Top Missouri Republicans yesterday received the invitation for a rally featuring McCain and his two top primary challengers. They’ll be joined by country star John Rich at a minor league baseball stadium in O’Fallon, Mo., about 35 miles west of St. Louis.
Missouri was hard-fought territory on Super Tuesday, with each of the three Republicans faring well. So the event would seem to represent a pre-convention unity rally in a swing state where each has a strong following. But Huckabee and Romney can hardly stand one another, and Huckabee has warned twice this month against selecting his once and perhaps future rival.
This gives me another opportunity to explain something that is lost on most people, and certainly something the media won’t explain, as they peddled McCain in the Republican Primary Season. The reason we wound up with McCain as the nominee is for one reason and one reason only: Because the Republicans use a social Darwinist system when handing out delegates for a given state. The winner of a state’s primary or caucus gets all of the delegates.
The inflection points of the Republican campaign earlier this year were New Hampshire, South Carolina and Florida, especially Florida. In all three contests, McCain beat the second-place finisher by no more than five points, himself drawing no more than 37% of the vote. Yet, McCain gets all the glory, all the delegates, and, since the media were for him all along, all the media attention.
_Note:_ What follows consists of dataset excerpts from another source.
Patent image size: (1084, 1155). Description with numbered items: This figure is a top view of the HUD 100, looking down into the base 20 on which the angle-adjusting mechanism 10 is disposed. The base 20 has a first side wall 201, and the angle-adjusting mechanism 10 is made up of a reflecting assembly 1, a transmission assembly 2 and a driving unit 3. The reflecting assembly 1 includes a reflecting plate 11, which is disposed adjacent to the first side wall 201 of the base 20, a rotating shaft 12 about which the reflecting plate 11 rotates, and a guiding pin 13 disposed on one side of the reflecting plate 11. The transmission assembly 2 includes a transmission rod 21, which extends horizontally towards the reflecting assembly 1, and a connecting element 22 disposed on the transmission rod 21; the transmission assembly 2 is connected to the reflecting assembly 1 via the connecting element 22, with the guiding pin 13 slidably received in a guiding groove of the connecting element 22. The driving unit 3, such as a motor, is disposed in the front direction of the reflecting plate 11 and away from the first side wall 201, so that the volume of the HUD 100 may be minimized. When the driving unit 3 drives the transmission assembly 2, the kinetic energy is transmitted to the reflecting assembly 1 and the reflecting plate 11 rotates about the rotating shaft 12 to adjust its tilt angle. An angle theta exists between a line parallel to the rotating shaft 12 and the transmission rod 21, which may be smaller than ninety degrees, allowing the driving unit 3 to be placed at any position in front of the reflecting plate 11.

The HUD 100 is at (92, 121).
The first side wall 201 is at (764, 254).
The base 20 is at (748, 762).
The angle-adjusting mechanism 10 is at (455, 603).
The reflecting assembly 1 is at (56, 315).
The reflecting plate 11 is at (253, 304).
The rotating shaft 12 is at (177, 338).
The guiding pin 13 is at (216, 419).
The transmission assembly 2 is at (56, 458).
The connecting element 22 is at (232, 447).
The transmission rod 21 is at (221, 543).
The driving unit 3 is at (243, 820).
I think McCain won the nomination simply because he won Florida. Florida, IIRC, was the last contest before Super Tuesday. By that time, the media trumpted the fact that he won all the important swing contests that happened before Super Tuesday. Of course, with all that attention, he was going to win the important swing contests on Super Tuesday itself. To wit: The ever-important swing state of Missouri. The results were McCain 33%, Huckabee 32%, Romney 29%. All three of them were bunched closed together, yet, because McCain won, he got all of Missouri’s delegates, and all the media glory.
By the time Super Tuesday was done, McCain was close to the nomination. So the other candidates essentially gave up, with the exception of Ron Paul, who wanted to stay in to garner some high percentages he knew he would get now that the field was essentially him and McCain. Of course, after everyone else but RP gave up, McCain was finally able to start winning states with majorities. But, majority or not, he would have gotten all the delegates.
However, a closer look at the reality was that McCain wasn’t doing as well as the media made it out. For instance, he finished in 3rd place in the Nevada caucuses (a neighboring state for him), behind Romney and Ron Paul. That was a pre-S.T. contest. Also, on S.T., in his own home state of Arizona, McCain didn’t even crack 50%, winning, but beating Romney only by 47% to 34%. The average margin of victory for Presidential candidates in their own home state’s party primary is 50%, and McCain only got a plurality and won by 13%. Obviously, Arizona has a strong Mormon presence, but still, the margin should have been wider.
Plain words, if the Republicans had a proportional delegate distribution system like the Democrats, we would still have a race today, perhaps a brokered convention. The only reason the Democrats don’t have one is that, as Pat Buchanan says, the Democrat Party Superdelegates are spineless wimps, who only settled on Obama after all the primaries were done because he got more delegates than Hillary, even if they weren’t enough by themselves to give Obama the nomination. Barring that, the Democrats would also have a brokered convention.
Considering that McCain, Romney and Huckabee will all be together in the state of Missouri on August 31 is so ironic.